The world's largest supplier of mobile camera sensors won't sit still while Samsung is eating its lunch with the rumored second generation "Bright Night" 108MP sensor
that is expected to make a cameo in the Galaxy S11
Sony just announced
a new phone camera sensor technology that has been developed exclusively for and will first appear in Oppo's Snapdragon 865-laden X2 flagship that will also be released in March to take on the S11 directly.
After the restrictions that the US placed on Google for its Android exports to Huawei, companies like OnePlus, Oppo, Vivo and Xiaomi sensed an opening and are working hard to take advantage of the market vacuum by outdoing themselves with new mobile technologies and eye-catchy designs.
Sony calls the sensor that will be in the X2, and probably many other high-end phones next year, the 2x2 On-Chip Lens (OCL) solution. It will bring "all pixel omni-directional PDAF
" technology to our phones, which is a fancy way of saying it will be focusing and refocusing almost instantly, even in low-light scenarios.

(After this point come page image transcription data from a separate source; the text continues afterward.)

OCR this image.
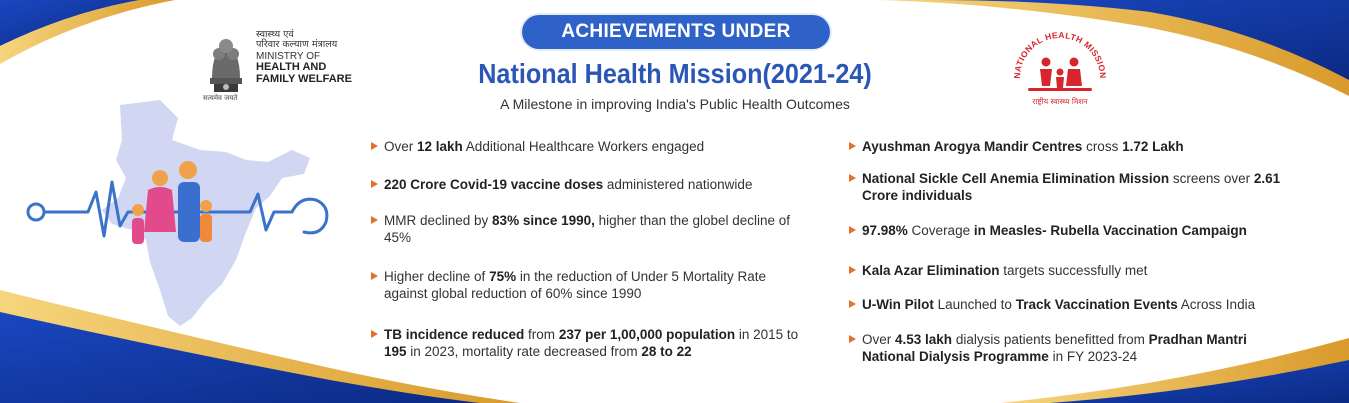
स्वास्थ्य एवं
परिवार कल्याण मंत्रालय
MINISTRY OF
HEALTH AND
FAMILY WELFARE
सत्यमेव जयते
ACHIEVEMENTS UNDER
National Health Mission(2021-24)
A Milestone in improving India's Public Health Outcomes
NATIONAL HEALTH MISSION
राष्ट्रीय स्वास्थ्य मिशन
Over 12 lakh Additional Healthcare Workers engaged
220 Crore Covid-19 vaccine doses administered nationwide
MMR declined by 83% since 1990, higher than the globel decline of 45%
Higher decline of 75% in the reduction of Under 5 Mortality Rate against global reduction of 60% since 1990
TB incidence reduced from 237 per 1,00,000 population in 2015 to 195 in 2023, mortality rate decreased from 28 to 22
Ayushman Arogya Mandir Centres cross 1.72 Lakh
National Sickle Cell Anemia Elimination Mission screens over 2.61 Crore individuals
97.98% Coverage in Measles- Rubella Vaccination Campaign
Kala Azar Elimination targets successfully met
U-Win Pilot Launched to Track Vaccination Events Across India
Over 4.53 lakh dialysis patients benefitted from Pradhan Mantri National Dialysis Programme in FY 2023-24
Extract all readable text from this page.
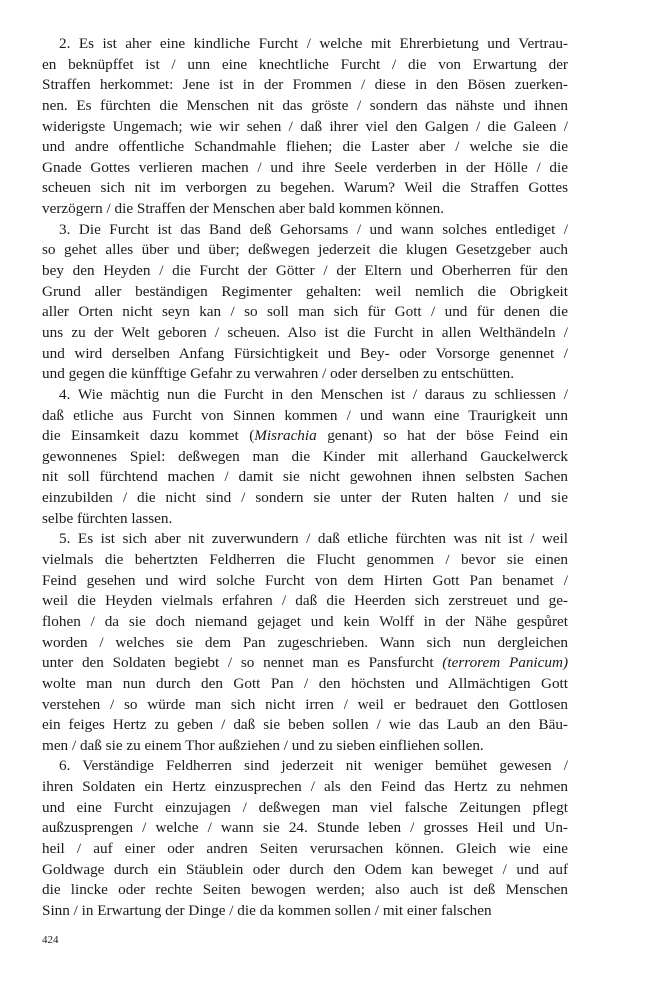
2. Es ist aher eine kindliche Furcht / welche mit Ehrerbietung und Vertrau-
en beknüpffet ist / unn eine knechtliche Furcht / die von Erwartung der
Straffen herkommet: Jene ist in der Frommen / diese in den Bösen zuerken-
nen. Es fürchten die Menschen nit das gröste / sondern das nähste und ihnen
widerigste Ungemach; wie wir sehen / daß ihrer viel den Galgen / die Galeen /
und andre offentliche Schandmahle fliehen; die Laster aber / welche sie die
Gnade Gottes verlieren machen / und ihre Seele verderben in der Hölle / die
scheuen sich nit im verborgen zu begehen. Warum? Weil die Straffen Gottes
verzögern / die Straffen der Menschen aber bald kommen können.
3. Die Furcht ist das Band deß Gehorsams / und wann solches entlediget /
so gehet alles über und über; deßwegen jederzeit die klugen Gesetzgeber auch
bey den Heyden / die Furcht der Götter / der Eltern und Oberherren für den
Grund aller beständigen Regimenter gehalten: weil nemlich die Obrigkeit
aller Orten nicht seyn kan / so soll man sich für Gott / und für denen die
uns zu der Welt geboren / scheuen. Also ist die Furcht in allen Welthändeln /
und wird derselben Anfang Fürsichtigkeit und Bey- oder Vorsorge genennet /
und gegen die künfftige Gefahr zu verwahren / oder derselben zu entschütten.
4. Wie mächtig nun die Furcht in den Menschen ist / daraus zu schliessen /
daß etliche aus Furcht von Sinnen kommen / und wann eine Traurigkeit unn
die Einsamkeit dazu kommet (Misrachia genant) so hat der böse Feind ein
gewonnenes Spiel: deßwegen man die Kinder mit allerhand Gauckelwerck
nit soll fürchtend machen / damit sie nicht gewohnen ihnen selbsten Sachen
einzubilden / die nicht sind / sondern sie unter der Ruten halten / und sie
selbe fürchten lassen.
5. Es ist sich aber nit zuverwundern / daß etliche fürchten was nit ist / weil
vielmals die behertzten Feldherren die Flucht genommen / bevor sie einen
Feind gesehen und wird solche Furcht von dem Hirten Gott Pan benamet /
weil die Heyden vielmals erfahren / daß die Heerden sich zerstreuet und ge-
flohen / da sie doch niemand gejaget und kein Wolff in der Nähe gespůret
worden / welches sie dem Pan zugeschrieben. Wann sich nun dergleichen
unter den Soldaten begiebt / so nennet man es Pansfurcht (terrorem Panicum)
wolte man nun durch den Gott Pan / den höchsten und Allmächtigen Gott
verstehen / so würde man sich nicht irren / weil er bedrauet den Gottlosen
ein feiges Hertz zu geben / daß sie beben sollen / wie das Laub an den Bäu-
men / daß sie zu einem Thor außziehen / und zu sieben einfliehen sollen.
6. Verständige Feldherren sind jederzeit nit weniger bemühet gewesen /
ihren Soldaten ein Hertz einzusprechen / als den Feind das Hertz zu nehmen
und eine Furcht einzujagen / deßwegen man viel falsche Zeitungen pflegt
außzusprengen / welche / wann sie 24. Stunde leben / grosses Heil und Un-
heil / auf einer oder andren Seiten verursachen können. Gleich wie eine
Goldwage durch ein Stäublein oder durch den Odem kan beweget / und auf
die lincke oder rechte Seiten bewogen werden; also auch ist deß Menschen
Sinn / in Erwartung der Dinge / die da kommen sollen / mit einer falschen
424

As for the sensor itself, it's not gunning for ultrahigh resolution like Samsung's Tetracell family that goes up to 64MP
even. Rather, Sony explained during the ongoing International Electron Devices Meeting (IEDM) expo that:
We created the world's first all PDAF CMOS image sensor using 2x2 on-chip lens architecture. That had 1/2 inch 48M pixels with 0.8µm Quad Bayer coding for high resolution and HDR function, and all PDAF pixels achieved a minimum AF illuminance level of 1 lux.
The sensors built on the technology will still use the Quad Bayer filter array, and allow for pretty high resolutions that have pixel-binning advantages like merging the brightness and color information from multiple dots into one super pixel.
Sony 2x2 on-chip lens (OCL) sensors
By moving from individual lense array for each pixel to ones that encompass more pixels at once, Sony has managed to eliminate the slight differences in light sensitivity between the individual pixels, thus improving focus and HDR performance, as well as reducing noise potential in certain scenarios.
Current on-chip lenses (left) vs Sony's new 2x2 OCL sensors (right)
What does that all mean? Better pictures, of course, and, coupled with the Snapdragon 865
processor that allows for faster and richer dynamic range calculations, the pictures taken with phones like the Oppo X2 should give whatever sensor Samsung is cooking for the S11 a run for its money.
All in all, next year is shaping up to be the most exciting for smartphone cameras in a good while, as the improvements will actually be on the hardware and sensor side of things, too. In the past couple of years companies like Google, Apple and Samsung focused mainly on software trickery and sensor count increases when it comes to improvements in the photographic department, but 2020 will take us in a whole different (and exciting) direction.